Federation Chair concerned that lockdown will cause an increase in assaults on officers
5 November 2020
Devon and Cornwall Police Federation has voiced fears that public hostility over lockdown could see an increase in unacceptable police assaults against their members.
Andy Berry, Federation Chair, was speaking as the country enters a month of new national restrictions that will see officers once again tasked with ensuring people stay at home wherever possible.
He encouraged the public to work with his colleagues over the new lockdown, rather than break the rules.
Pubs, restaurants and non-essential shops will be closing for at least a month while unnecessary travel in and out of local areas should be avoided the Government has said.
The general rule of thumb is to stay at home.
Andy said: “I am fearful that my members may suffer increased hostility from the public in our two counties who might feel that enforcing a lockdown is disproportionate to the infection rates. My biggest fear is that this will again turn into another upsurge of assaults on police officers.”
Last month the Government announced an extra £60 million funding to ensure police officers can be more visible on the streets. But this could have an unexpected side effect, Andy said.
He said: “Whilst additional funding is welcome, it seems to come with an expectation that the force will demonstrate how it has used the money to enforce Covid-compliance. This could have unintentional consequences and I could never support a culture of ‘payment by results’ for the police.”
He added: “Officers in Devon and Cornwall have been working tirelessly since the start of lockdown, through a really busy Covid summer which saw great demands on our members due to increased holiday travel into our two counties.
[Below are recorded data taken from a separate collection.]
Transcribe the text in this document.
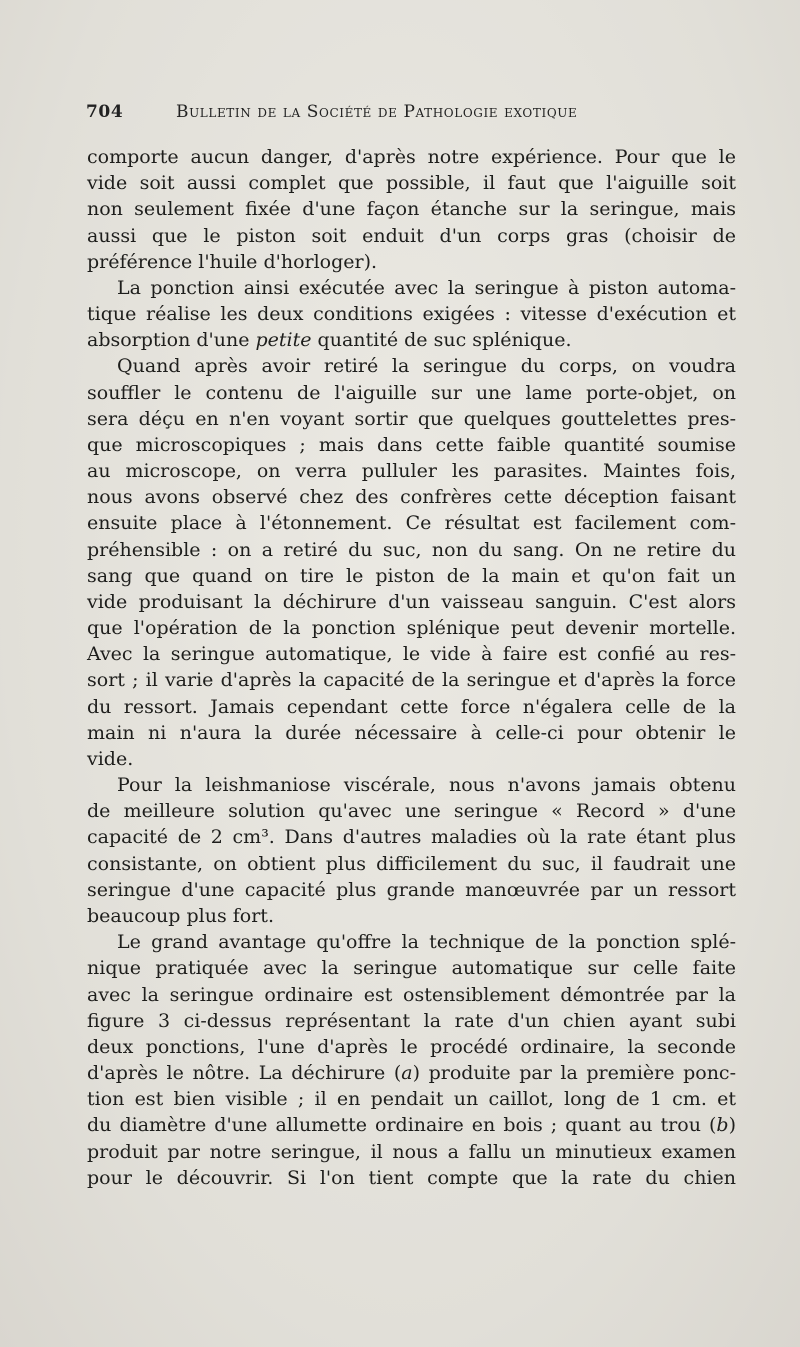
704	Bulletin de la Société de Pathologie exotique
comporte aucun danger, d'après notre expérience. Pour que le
vide soit aussi complet que possible, il faut que l'aiguille soit
non seulement fixée d'une façon étanche sur la seringue, mais
aussi que le piston soit enduit d'un corps gras (choisir de
préférence l'huile d'horloger).
La ponction ainsi exécutée avec la seringue à piston automa-
tique réalise les deux conditions exigées : vitesse d'exécution et
absorption d'une petite quantité de suc splénique.
Quand après avoir retiré la seringue du corps, on voudra
souffler le contenu de l'aiguille sur une lame porte-objet, on
sera déçu en n'en voyant sortir que quelques gouttelettes pres-
que microscopiques ; mais dans cette faible quantité soumise
au microscope, on verra pulluler les parasites. Maintes fois,
nous avons observé chez des confrères cette déception faisant
ensuite place à l'étonnement. Ce résultat est facilement com-
préhensible : on a retiré du suc, non du sang. On ne retire du
sang que quand on tire le piston de la main et qu'on fait un
vide produisant la déchirure d'un vaisseau sanguin. C'est alors
que l'opération de la ponction splénique peut devenir mortelle.
Avec la seringue automatique, le vide à faire est confié au res-
sort ; il varie d'après la capacité de la seringue et d'après la force
du ressort. Jamais cependant cette force n'égalera celle de la
main ni n'aura la durée nécessaire à celle-ci pour obtenir le
vide.
Pour la leishmaniose viscérale, nous n'avons jamais obtenu
de meilleure solution qu'avec une seringue « Record » d'une
capacité de 2 cm³. Dans d'autres maladies où la rate étant plus
consistante, on obtient plus difficilement du suc, il faudrait une
seringue d'une capacité plus grande manœuvrée par un ressort
beaucoup plus fort.
Le grand avantage qu'offre la technique de la ponction splé-
nique pratiquée avec la seringue automatique sur celle faite
avec la seringue ordinaire est ostensiblement démontrée par la
figure 3 ci-dessus représentant la rate d'un chien ayant subi
deux ponctions, l'une d'après le procédé ordinaire, la seconde
d'après le nôtre. La déchirure (a) produite par la première ponc-
tion est bien visible ; il en pendait un caillot, long de 1 cm. et
du diamètre d'une allumette ordinaire en bois ; quant au trou (b)
produit par notre seringue, il nous a fallu un minutieux examen
pour le découvrir. Si l'on tient compte que la rate du chien
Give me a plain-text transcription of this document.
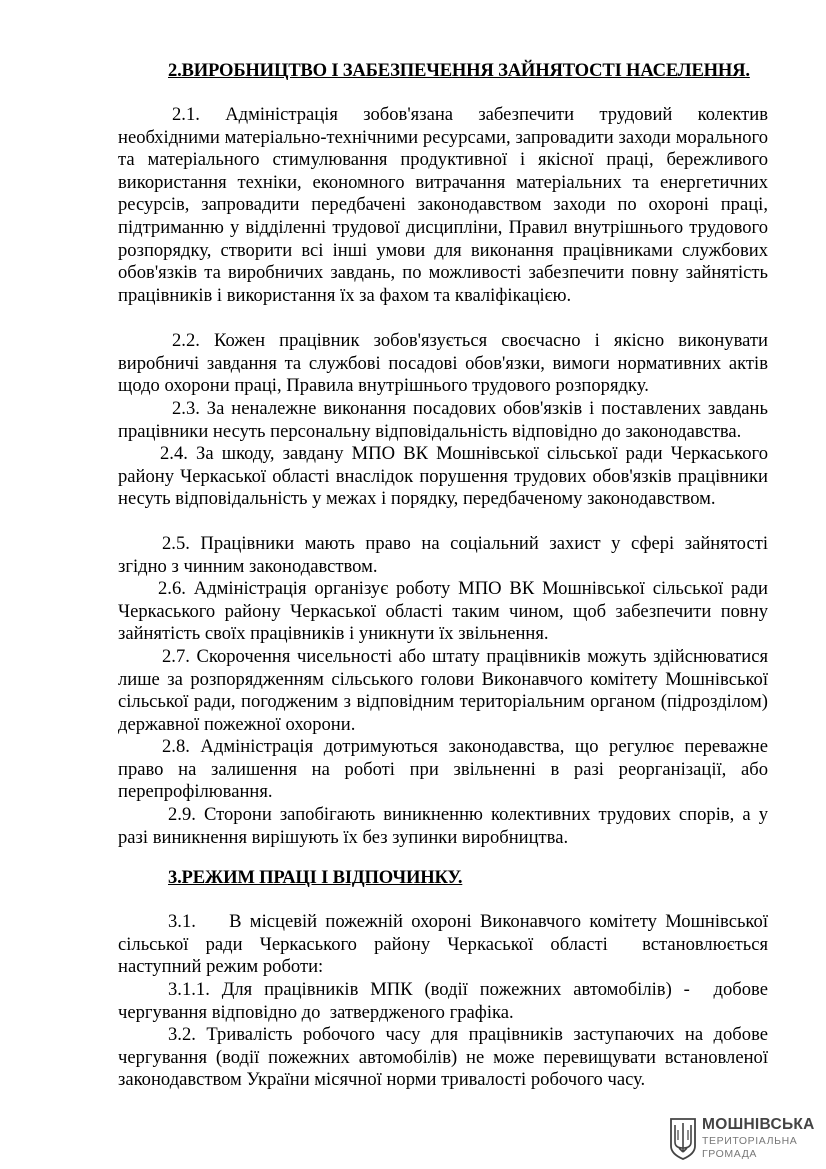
2.ВИРОБНИЦТВО І ЗАБЕЗПЕЧЕННЯ ЗАЙНЯТОСТІ НАСЕЛЕННЯ.

2.1. Адміністрація зобов'язана забезпечити трудовий колектив необхідними матеріально-технічними ресурсами, запровадити заходи морального та матеріального стимулювання продуктивної і якісної праці, бережливого використання техніки, економного витрачання матеріальних та енергетичних ресурсів, запровадити передбачені законодавством заходи по охороні праці, підтриманню у відділенні трудової дисципліни, Правил внутрішнього трудового розпорядку, створити всі інші умови для виконання працівниками службових обов'язків та виробничих завдань, по можливості забезпечити повну зайнятість працівників і використання їх за фахом та кваліфікацією.

2.2. Кожен працівник зобов'язується своєчасно і якісно виконувати виробничі завдання та службові посадові обов'язки, вимоги нормативних актів щодо охорони праці, Правила внутрішнього трудового розпорядку.

2.3. За неналежне виконання посадових обов'язків і поставлених завдань працівники несуть персональну відповідальність відповідно до законодавства.

2.4. За шкоду, завдану МПО ВК Мошнівської сільської ради Черкаського району Черкаської області внаслідок порушення трудових обов'язків працівники несуть відповідальність у межах і порядку, передбаченому законодавством.

2.5. Працівники мають право на соціальний захист у сфері зайнятості згідно з чинним законодавством.

2.6. Адміністрація організує роботу МПО ВК Мошнівської сільської ради Черкаського району Черкаської області таким чином, щоб забезпечити повну зайнятість своїх працівників і уникнути їх звільнення.

2.7. Скорочення чисельності або штату працівників можуть здійснюватися лише за розпорядженням сільського голови Виконавчого комітету Мошнівської сільської ради, погодженим з відповідним територіальним органом (підрозділом) державної пожежної охорони.

2.8. Адміністрація дотримуються законодавства, що регулює переважне право на залишення на роботі при звільненні в разі реорганізації, або перепрофілювання.

2.9. Сторони запобігають виникненню колективних трудових спорів, а у разі виникнення вирішують їх без зупинки виробництва.

3.РЕЖИМ ПРАЦІ І ВІДПОЧИНКУ.

3.1.    В місцевій пожежній охороні Виконавчого комітету Мошнівської сільської ради Черкаського району Черкаської області  встановлюється наступний режим роботи:

3.1.1. Для працівників МПК (водії пожежних автомобілів) -  добове чергування відповідно до  затвердженого графіка.

3.2. Тривалість робочого часу для працівників заступаючих на добове чергування (водії пожежних автомобілів) не може перевищувати встановленої законодавством України місячної норми тривалості робочого часу.

МОШНІВСЬКА

ТЕРИТОРІАЛЬНА

ГРОМАДА
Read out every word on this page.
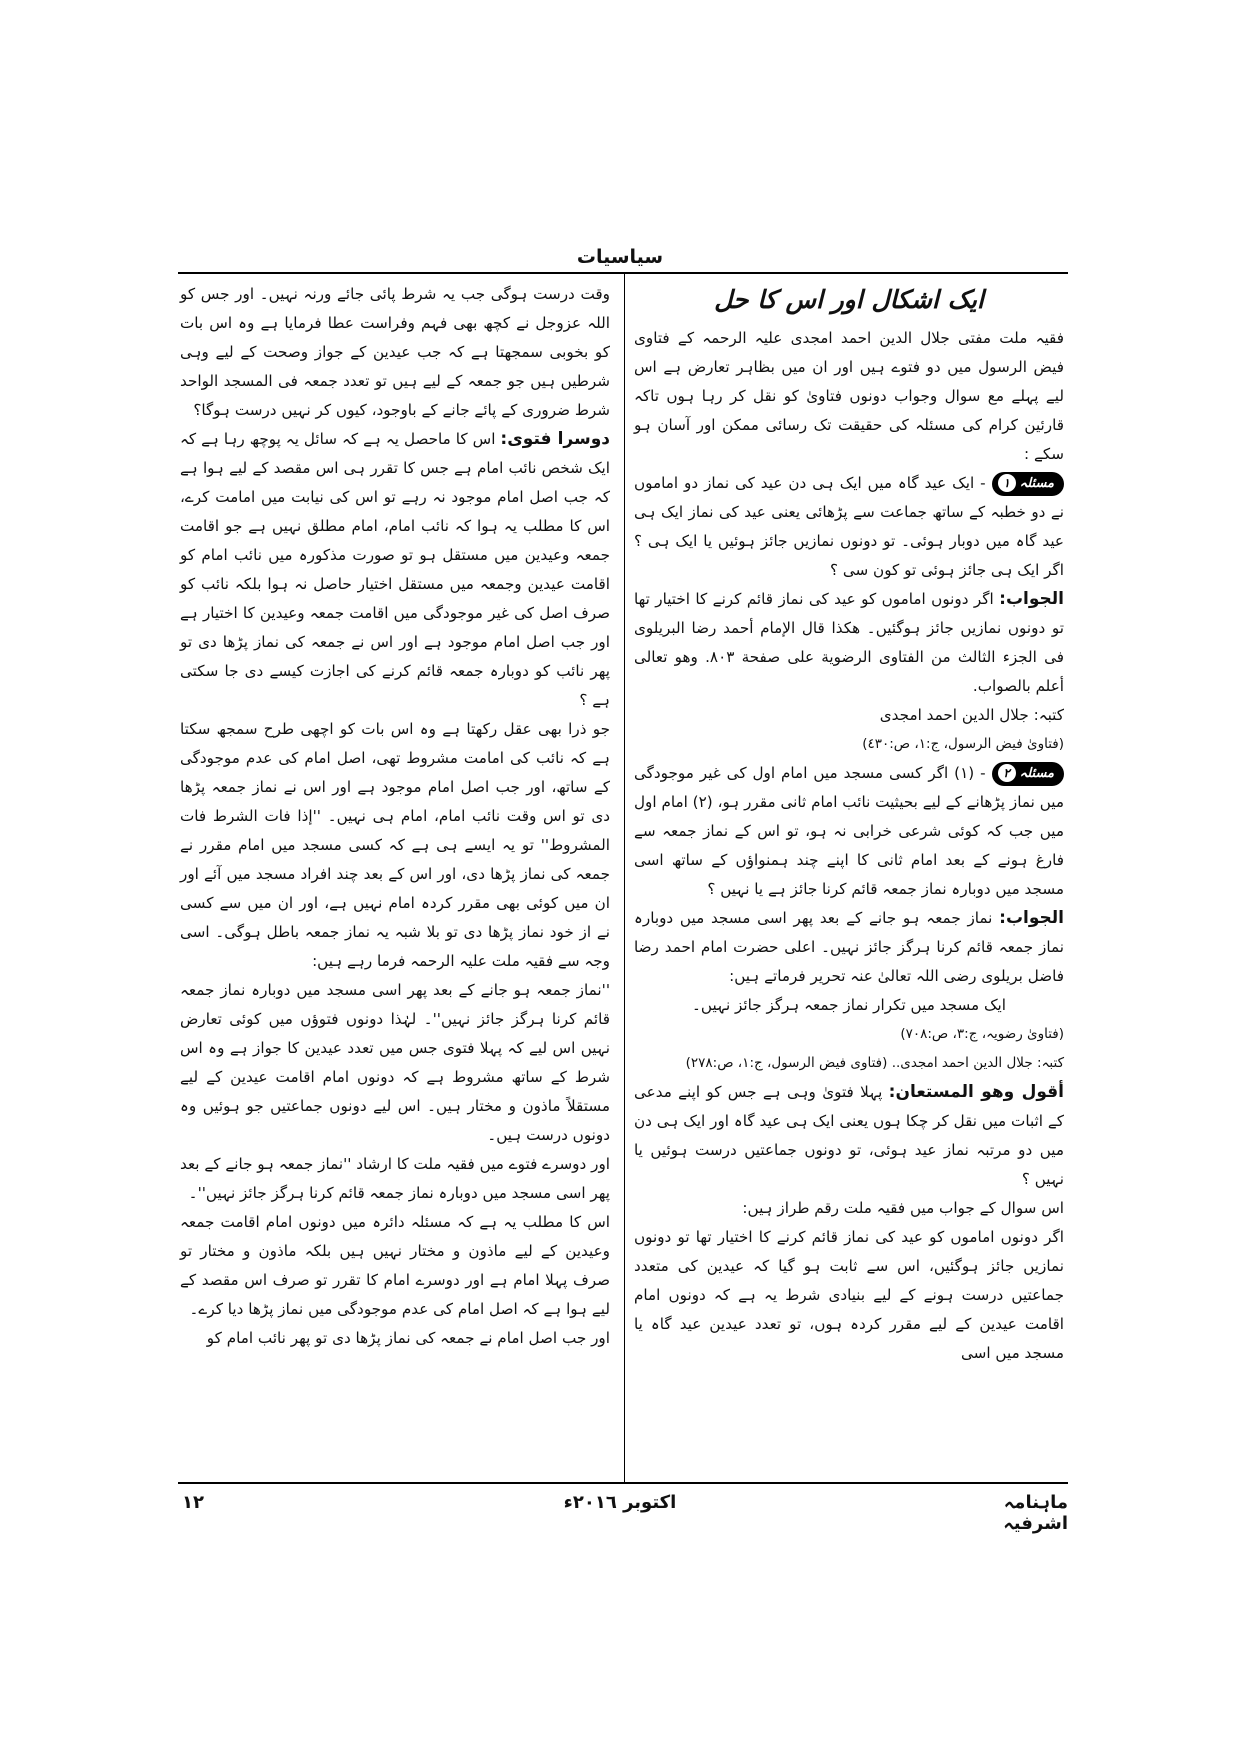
سیاسیات

ایک اشکال اور اس کا حل

فقیہ ملت مفتی جلال الدین احمد امجدی علیہ الرحمہ کے فتاوی فیض الرسول میں دو فتوے ہیں اور ان میں بظاہر تعارض ہے اس لیے پہلے مع سوال وجواب دونوں فتاویٰ کو نقل کر رہا ہوں تاکہ قارئین کرام کی مسئلہ کی حقیقت تک رسائی ممکن اور آسان ہو سکے :

مسئلہ١- ایک عید گاہ میں ایک ہی دن عید کی نماز دو اماموں نے دو خطبہ کے ساتھ جماعت سے پڑھائی یعنی عید کی نماز ایک ہی عید گاہ میں دوبار ہوئی۔ تو دونوں نمازیں جائز ہوئیں یا ایک ہی ؟ اگر ایک ہی جائز ہوئی تو کون سی ؟

الجواب: اگر دونوں اماموں کو عید کی نماز قائم کرنے کا اختیار تھا تو دونوں نمازیں جائز ہوگئیں۔ هكذا قال الإمام أحمد رضا البريلوی فی الجزء الثالث من الفتاوی الرضوية علی صفحة ٨٠٣. وهو تعالی أعلم بالصواب.

کتبہ: جلال الدین احمد امجدی

(فتاویٰ فیض الرسول، ج:١، ص:٤٣٠)

مسئلہ٢- (١) اگر کسی مسجد میں امام اول کی غیر موجودگی میں نماز پڑھانے کے لیے بحیثیت نائب امام ثانی مقرر ہو، (٢) امام اول میں جب کہ کوئی شرعی خرابی نہ ہو، تو اس کے نماز جمعہ سے فارغ ہونے کے بعد امام ثانی کا اپنے چند ہمنواؤں کے ساتھ اسی مسجد میں دوبارہ نماز جمعہ قائم کرنا جائز ہے یا نہیں ؟

الجواب: نماز جمعہ ہو جانے کے بعد پھر اسی مسجد میں دوبارہ نماز جمعہ قائم کرنا ہرگز جائز نہیں۔ اعلی حضرت امام احمد رضا فاضل بریلوی رضی اللہ تعالیٰ عنہ تحریر فرماتے ہیں:

ایک مسجد میں تکرار نماز جمعہ ہرگز جائز نہیں۔

(فتاویٰ رضویہ، ج:٣، ص:٧٠٨)

کتبہ: جلال الدین احمد امجدی.. (فتاوی فیض الرسول، ج:١، ص:٢٧٨)

أقول وهو المستعان: پہلا فتویٰ وہی ہے جس کو اپنے مدعی کے اثبات میں نقل کر چکا ہوں یعنی ایک ہی عید گاہ اور ایک ہی دن میں دو مرتبہ نماز عید ہوئی، تو دونوں جماعتیں درست ہوئیں یا نہیں ؟

اس سوال کے جواب میں فقیہ ملت رقم طراز ہیں:

اگر دونوں اماموں کو عید کی نماز قائم کرنے کا اختیار تھا تو دونوں نمازیں جائز ہوگئیں، اس سے ثابت ہو گیا کہ عیدین کی متعدد جماعتیں درست ہونے کے لیے بنیادی شرط یہ ہے کہ دونوں امام اقامت عیدین کے لیے مقرر کردہ ہوں، تو تعدد عیدین عید گاہ یا مسجد میں اسی

وقت درست ہوگی جب یہ شرط پائی جائے ورنہ نہیں۔ اور جس کو اللہ عزوجل نے کچھ بھی فہم وفراست عطا فرمایا ہے وہ اس بات کو بخوبی سمجھتا ہے کہ جب عیدین کے جواز وصحت کے لیے وہی شرطیں ہیں جو جمعہ کے لیے ہیں تو تعدد جمعہ فی المسجد الواحد شرط ضروری کے پائے جانے کے باوجود، کیوں کر نہیں درست ہوگا؟

دوسرا فتوی: اس کا ماحصل یہ ہے کہ سائل یہ پوچھ رہا ہے کہ ایک شخص نائب امام ہے جس کا تقرر ہی اس مقصد کے لیے ہوا ہے کہ جب اصل امام موجود نہ رہے تو اس کی نیابت میں امامت کرے، اس کا مطلب یہ ہوا کہ نائب امام، امام مطلق نہیں ہے جو اقامت جمعہ وعیدین میں مستقل ہو تو صورت مذکورہ میں نائب امام کو اقامت عیدین وجمعہ میں مستقل اختیار حاصل نہ ہوا بلکہ نائب کو صرف اصل کی غیر موجودگی میں اقامت جمعہ وعیدین کا اختیار ہے اور جب اصل امام موجود ہے اور اس نے جمعہ کی نماز پڑھا دی تو پھر نائب کو دوبارہ جمعہ قائم کرنے کی اجازت کیسے دی جا سکتی ہے ؟

جو ذرا بھی عقل رکھتا ہے وہ اس بات کو اچھی طرح سمجھ سکتا ہے کہ نائب کی امامت مشروط تھی، اصل امام کی عدم موجودگی کے ساتھ، اور جب اصل امام موجود ہے اور اس نے نماز جمعہ پڑھا دی تو اس وقت نائب امام، امام ہی نہیں۔ ''إذا فات الشرط فات المشروط'' تو یہ ایسے ہی ہے کہ کسی مسجد میں امام مقرر نے جمعہ کی نماز پڑھا دی، اور اس کے بعد چند افراد مسجد میں آئے اور ان میں کوئی بھی مقرر کردہ امام نہیں ہے، اور ان میں سے کسی نے از خود نماز پڑھا دی تو بلا شبہ یہ نماز جمعہ باطل ہوگی۔ اسی وجہ سے فقیہ ملت علیہ الرحمہ فرما رہے ہیں:

''نماز جمعہ ہو جانے کے بعد پھر اسی مسجد میں دوبارہ نماز جمعہ قائم کرنا ہرگز جائز نہیں''۔ لہٰذا دونوں فتوؤں میں کوئی تعارض نہیں اس لیے کہ پہلا فتوی جس میں تعدد عیدین کا جواز ہے وہ اس شرط کے ساتھ مشروط ہے کہ دونوں امام اقامت عیدین کے لیے مستقلاً ماذون و مختار ہیں۔ اس لیے دونوں جماعتیں جو ہوئیں وہ دونوں درست ہیں۔

اور دوسرے فتوے میں فقیہ ملت کا ارشاد ''نماز جمعہ ہو جانے کے بعد پھر اسی مسجد میں دوبارہ نماز جمعہ قائم کرنا ہرگز جائز نہیں''۔

اس کا مطلب یہ ہے کہ مسئلہ دائرہ میں دونوں امام اقامت جمعہ وعیدین کے لیے ماذون و مختار نہیں ہیں بلکہ ماذون و مختار تو صرف پہلا امام ہے اور دوسرے امام کا تقرر تو صرف اس مقصد کے لیے ہوا ہے کہ اصل امام کی عدم موجودگی میں نماز پڑھا دیا کرے۔

اور جب اصل امام نے جمعہ کی نماز پڑھا دی تو پھر نائب امام کو

ماہنامہ اشرفیہ
اکتوبر ٢٠١٦ء
١٢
They are weary and frustrated with trying to encourage the public to comply with guidance, or obey laws which much of the public feel confused about.”
The Police Federation of England and Wales has also called for clarity around the new regulations this week.
Chair John Apter said: “Policing is already under enough pressure. My colleagues have been doing their best to police restrictions which have changed on a regular basis and have often been confusing. It is clear that the virus has not gone away and is spreading at an alarming rate. We must be clear in what we are asking of the public and what we are expecting of the police. The information from Government must be clear and unambiguous. Anything less makes the policing of this pandemic even more challenging than it is already.”